スーパーカーブームの頃、マセラティ・ボーラとメラクの違いを理解していたチビッ子はさほど多くなかったのではないでしょうか。ですが、今なら「断トツでV8積んだボーラでしょう」と言い切るかもしれません。なにしろ、最高速はボーラが260km/h、メラクはSSになっても245km/hと、子供だってボーラに軍配を上げるはず。そこで、マセラティが初めて市販したミッドシップスポーツカー「ボーラ」を振り返ってみましょう。
●文:石橋 寛(ヤングマシン編集部) ●写真:RM Sotheby’s
シトロエンが欲しがったミウラの対抗馬
1966年のジュネーブ・モーターショーで発表されたランボルギーニ・ミウラは世界中に衝撃を与えたこと間違いありません。当時、マセラティを所有していたシトロエンも同様で、名目上の社長だったアドルフォ・オルシに「マセラティでもミッドシップのすごいクルマを作ってみろや」とオーダー。それまで、レーシングカーでこそミッドシップマシンの経験はあったものの、市販車のミッドシップ化はマセラティにとって初体験。オルシが発奮したのか、ビビったのかはどこの歴史家も伝えていません。
それでも、ミウラに遅れること5年、1971年にはボーラの発表・発売にこぎつけています。マセラティ恒例の風にちなんだネーミングで、ボーラはアルプス山脈からの吹きおろしとされています。スタイリングは、マセラティ・ギブリをデザインした若きジョルジェット・ジウジアーロに託されています。ゆえに、ウェッジシェイプはどこか似通っているものの、ミッドシップらしさ、すなわちショートノーズやボリュームあふれるリヤエンド、そしてエンジンルームを見透かせるかのようなグラスエリアは文句なしのカッコよさ。
ランボルギーニ・ミウラの影響からマセラティが挑戦した市販初のミッドシップ「ボーラ」総生産台数は535台とされています。
ジウジアーロによるウェッジシェイプデザインは、ミッドシップを強調するかのようなリヤのグラスエリアが特徴ながら、熱害の原因ともなりました。
ミッドシップ自慢のグラスエリアが仇になる
一方で搭載されるエンジンはギブリの4.7リッターV8を流用しています。最高出力310ps/6000rpm、最大トルク46.9kgm/4200rpmを発生し、最高速度は280km/hを公表。もっとも、さほど新鮮味のあるエンジンではなく、シトロエンが指示した「エレガントな2シーター・ミッドシップ」となるべく、ギブリに比べていくらか中速向けのチューンがなされています。これは、シトロエンが提供したスチールモノコックと、マセラティが製作した鋼管サブフレームのコンバインシャシーによるところもあるかと。端的に言えば、乗り心地を重視した設計であり、ミッドシップ特有のシャープなハンドリングは後回しにされたといっていいでしょう。
ミウラと違い、GTスポーツ的なキャラとして、ボーラはなかなかの好評を得たようです。アメリカでもよく売れたそうですが、V8の発熱量とグラスエリアの相性が悪く、オーバーヒートの多発が報告されています。また、アメリカの排ガス規制に対応したエンジンのデチューン版を経て、1975年には4.9リッターにスケールアップしたことで320ps/5500rpm、49.9kgm/4000rpmへと向上。

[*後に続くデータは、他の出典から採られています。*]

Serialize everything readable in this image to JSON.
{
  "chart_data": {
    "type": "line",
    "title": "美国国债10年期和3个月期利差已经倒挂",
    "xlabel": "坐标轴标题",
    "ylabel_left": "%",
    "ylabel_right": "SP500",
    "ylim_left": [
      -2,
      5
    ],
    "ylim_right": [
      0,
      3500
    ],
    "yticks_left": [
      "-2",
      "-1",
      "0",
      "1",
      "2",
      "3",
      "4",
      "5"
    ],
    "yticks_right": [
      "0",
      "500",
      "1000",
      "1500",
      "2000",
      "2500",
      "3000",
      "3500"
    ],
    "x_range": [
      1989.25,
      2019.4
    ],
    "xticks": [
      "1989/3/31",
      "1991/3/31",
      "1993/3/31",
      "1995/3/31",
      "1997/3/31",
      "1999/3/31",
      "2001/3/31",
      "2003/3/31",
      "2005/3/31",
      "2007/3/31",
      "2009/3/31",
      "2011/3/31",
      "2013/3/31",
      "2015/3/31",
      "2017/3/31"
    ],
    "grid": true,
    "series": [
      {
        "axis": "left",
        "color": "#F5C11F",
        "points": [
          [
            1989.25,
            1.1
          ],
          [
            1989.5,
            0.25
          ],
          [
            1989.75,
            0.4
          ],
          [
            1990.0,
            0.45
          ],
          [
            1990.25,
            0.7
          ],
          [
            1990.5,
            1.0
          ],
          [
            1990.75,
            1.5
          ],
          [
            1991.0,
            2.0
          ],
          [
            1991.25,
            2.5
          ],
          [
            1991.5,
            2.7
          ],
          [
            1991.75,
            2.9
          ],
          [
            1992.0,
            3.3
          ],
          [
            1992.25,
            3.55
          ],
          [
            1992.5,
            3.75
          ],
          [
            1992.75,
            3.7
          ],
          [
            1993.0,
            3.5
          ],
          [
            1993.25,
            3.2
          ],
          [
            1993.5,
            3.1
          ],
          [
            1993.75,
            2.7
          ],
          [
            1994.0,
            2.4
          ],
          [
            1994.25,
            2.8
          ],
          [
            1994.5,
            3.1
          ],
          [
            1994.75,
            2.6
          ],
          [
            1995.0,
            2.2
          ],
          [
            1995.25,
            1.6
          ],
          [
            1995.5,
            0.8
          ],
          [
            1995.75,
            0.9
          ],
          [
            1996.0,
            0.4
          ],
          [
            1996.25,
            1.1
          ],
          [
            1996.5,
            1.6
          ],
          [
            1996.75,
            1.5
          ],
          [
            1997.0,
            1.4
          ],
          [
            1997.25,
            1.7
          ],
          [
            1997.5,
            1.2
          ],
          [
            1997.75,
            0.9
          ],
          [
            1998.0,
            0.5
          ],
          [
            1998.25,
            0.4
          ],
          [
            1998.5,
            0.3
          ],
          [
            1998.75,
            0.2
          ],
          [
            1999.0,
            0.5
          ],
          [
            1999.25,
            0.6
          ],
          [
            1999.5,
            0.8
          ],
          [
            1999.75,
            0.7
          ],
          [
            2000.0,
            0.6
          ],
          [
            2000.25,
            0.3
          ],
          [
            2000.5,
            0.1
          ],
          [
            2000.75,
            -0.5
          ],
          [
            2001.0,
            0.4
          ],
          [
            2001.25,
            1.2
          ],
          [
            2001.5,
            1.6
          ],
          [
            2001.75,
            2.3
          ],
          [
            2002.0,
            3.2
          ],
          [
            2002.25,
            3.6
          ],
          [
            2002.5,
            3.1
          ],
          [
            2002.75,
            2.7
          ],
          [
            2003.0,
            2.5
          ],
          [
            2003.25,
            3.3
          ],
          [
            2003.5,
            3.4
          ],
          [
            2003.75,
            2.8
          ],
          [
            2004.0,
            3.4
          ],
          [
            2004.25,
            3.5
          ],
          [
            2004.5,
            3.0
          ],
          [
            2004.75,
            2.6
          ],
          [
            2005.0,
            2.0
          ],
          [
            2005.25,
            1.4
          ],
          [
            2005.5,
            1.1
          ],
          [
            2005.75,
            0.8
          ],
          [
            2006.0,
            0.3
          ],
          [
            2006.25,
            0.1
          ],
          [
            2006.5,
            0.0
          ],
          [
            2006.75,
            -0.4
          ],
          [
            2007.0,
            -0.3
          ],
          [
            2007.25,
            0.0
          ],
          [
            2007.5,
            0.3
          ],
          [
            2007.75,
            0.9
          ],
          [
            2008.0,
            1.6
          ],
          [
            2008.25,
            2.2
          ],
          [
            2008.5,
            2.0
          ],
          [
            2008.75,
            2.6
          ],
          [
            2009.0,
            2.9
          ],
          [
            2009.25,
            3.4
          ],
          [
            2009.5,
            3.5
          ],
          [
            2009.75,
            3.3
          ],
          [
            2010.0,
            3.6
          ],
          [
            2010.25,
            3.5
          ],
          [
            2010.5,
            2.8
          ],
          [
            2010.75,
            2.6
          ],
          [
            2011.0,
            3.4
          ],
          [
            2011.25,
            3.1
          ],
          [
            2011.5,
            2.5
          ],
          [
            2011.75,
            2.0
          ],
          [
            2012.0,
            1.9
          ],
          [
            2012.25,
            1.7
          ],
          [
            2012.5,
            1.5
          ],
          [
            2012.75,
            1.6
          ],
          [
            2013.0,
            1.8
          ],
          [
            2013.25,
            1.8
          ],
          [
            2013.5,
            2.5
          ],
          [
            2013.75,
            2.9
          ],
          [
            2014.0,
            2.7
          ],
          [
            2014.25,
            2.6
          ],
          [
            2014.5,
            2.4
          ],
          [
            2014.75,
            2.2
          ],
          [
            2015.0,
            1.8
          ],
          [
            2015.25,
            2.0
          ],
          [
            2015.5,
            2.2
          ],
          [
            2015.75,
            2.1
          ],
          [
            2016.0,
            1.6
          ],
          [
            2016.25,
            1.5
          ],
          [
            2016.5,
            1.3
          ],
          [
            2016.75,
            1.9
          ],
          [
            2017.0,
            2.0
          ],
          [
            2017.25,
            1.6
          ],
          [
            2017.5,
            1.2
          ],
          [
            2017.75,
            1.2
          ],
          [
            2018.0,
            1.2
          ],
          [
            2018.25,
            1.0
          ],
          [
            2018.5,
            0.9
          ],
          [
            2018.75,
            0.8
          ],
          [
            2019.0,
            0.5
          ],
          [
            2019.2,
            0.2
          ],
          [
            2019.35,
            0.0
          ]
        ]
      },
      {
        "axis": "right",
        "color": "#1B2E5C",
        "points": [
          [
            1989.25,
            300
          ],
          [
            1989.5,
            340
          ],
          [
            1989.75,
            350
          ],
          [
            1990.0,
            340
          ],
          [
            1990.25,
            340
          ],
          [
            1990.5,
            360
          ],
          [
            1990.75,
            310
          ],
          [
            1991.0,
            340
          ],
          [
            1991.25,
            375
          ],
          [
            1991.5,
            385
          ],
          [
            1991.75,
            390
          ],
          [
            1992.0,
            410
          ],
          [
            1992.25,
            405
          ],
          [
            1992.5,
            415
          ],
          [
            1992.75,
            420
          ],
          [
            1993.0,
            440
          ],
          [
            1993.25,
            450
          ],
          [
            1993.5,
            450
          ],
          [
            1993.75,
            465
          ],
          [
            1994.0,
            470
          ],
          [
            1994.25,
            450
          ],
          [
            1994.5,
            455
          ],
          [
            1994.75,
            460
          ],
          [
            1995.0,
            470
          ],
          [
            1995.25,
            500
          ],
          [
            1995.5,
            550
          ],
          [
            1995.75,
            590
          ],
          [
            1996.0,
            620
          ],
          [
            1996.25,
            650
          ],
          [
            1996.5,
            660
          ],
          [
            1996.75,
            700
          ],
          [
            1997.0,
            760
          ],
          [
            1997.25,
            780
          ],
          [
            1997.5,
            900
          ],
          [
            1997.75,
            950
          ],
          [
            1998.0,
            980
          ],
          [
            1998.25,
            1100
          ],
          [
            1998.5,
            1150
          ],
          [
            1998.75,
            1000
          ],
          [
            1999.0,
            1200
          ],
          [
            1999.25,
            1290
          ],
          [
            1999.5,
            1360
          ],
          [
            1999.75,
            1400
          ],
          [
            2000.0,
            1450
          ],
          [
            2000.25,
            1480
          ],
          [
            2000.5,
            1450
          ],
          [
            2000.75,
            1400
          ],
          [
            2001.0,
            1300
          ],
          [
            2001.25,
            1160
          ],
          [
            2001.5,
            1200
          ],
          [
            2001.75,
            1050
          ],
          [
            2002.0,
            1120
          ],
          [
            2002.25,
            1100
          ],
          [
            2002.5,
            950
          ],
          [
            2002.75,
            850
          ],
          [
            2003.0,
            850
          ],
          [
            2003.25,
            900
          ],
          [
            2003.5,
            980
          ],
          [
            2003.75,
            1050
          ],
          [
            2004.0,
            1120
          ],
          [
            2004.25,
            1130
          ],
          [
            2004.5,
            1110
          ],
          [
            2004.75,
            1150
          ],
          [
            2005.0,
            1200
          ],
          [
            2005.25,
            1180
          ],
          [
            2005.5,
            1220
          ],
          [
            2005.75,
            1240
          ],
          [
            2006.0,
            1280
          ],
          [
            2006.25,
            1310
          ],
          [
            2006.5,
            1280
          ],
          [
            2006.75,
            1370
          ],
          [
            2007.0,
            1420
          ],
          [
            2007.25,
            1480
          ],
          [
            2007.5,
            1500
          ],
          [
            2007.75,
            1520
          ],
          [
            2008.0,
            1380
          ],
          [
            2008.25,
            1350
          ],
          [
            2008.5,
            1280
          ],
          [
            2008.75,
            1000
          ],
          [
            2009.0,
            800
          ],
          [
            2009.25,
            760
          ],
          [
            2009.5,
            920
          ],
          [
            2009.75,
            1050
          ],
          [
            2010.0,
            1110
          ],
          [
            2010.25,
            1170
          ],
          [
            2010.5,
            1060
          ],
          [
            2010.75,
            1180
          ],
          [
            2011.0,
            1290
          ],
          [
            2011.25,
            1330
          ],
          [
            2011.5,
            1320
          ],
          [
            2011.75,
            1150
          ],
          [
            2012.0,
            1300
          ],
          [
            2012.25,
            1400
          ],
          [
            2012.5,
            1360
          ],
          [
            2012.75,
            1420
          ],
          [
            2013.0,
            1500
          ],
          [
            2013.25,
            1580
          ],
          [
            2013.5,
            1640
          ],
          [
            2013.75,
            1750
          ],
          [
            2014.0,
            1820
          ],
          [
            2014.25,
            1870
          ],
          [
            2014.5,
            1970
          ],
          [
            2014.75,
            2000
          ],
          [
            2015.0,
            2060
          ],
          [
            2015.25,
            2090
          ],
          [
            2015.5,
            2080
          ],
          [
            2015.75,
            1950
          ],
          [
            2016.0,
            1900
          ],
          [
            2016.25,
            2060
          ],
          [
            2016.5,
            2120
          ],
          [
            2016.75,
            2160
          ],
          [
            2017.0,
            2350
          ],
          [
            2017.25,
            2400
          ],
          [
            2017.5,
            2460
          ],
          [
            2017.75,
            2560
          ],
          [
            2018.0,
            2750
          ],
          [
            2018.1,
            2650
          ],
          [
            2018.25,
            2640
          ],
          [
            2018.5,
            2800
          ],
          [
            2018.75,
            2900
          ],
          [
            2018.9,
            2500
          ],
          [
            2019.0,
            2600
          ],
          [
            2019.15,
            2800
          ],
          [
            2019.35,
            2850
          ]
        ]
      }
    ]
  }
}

熱害はそれでも改善しなかったようで、後のメラクではV6にサイズダウンしただけでなく、グラスエリアを廃してエンジンフードの通気を改善しています。
意外なほどレストアしやすいボーラ
さて、中古車市場を覗いてみると生産台数、わずかに530台だったにも関わらず動態保存されているボーラは少なくありません。キチンとレストアされた個体も多く、2000万円も出せばビカビカな1台が手に入りそう。一方で、鉄くずに近いようなタマなら300~400万円でいくつも見つかります。マセラティのV8はそこそこ数多く生産されたこと、シャシーは比較的シンプルなことなどから、ランボやフェラーリよりはレストア作業も楽かもしれません。一方で、シトロエンの介入でハイドロニューマチックによるリトラクタブルライトが導入されたメラクは、聞くところによれば「悪夢の沼」だそう(笑)ここでもまた、ボーラの優勢は変わらないようです。
アメリカで販売されたレストア前のボーラ。マセラティは意外なほどレストア前のサンプルが数多く売り物になっています。
埃だらけですが、丈夫なV8とウェーバーの組み合わせ、そして手を入れやすいフレームワークですから、レストアもさほど困難なものではないでしょう。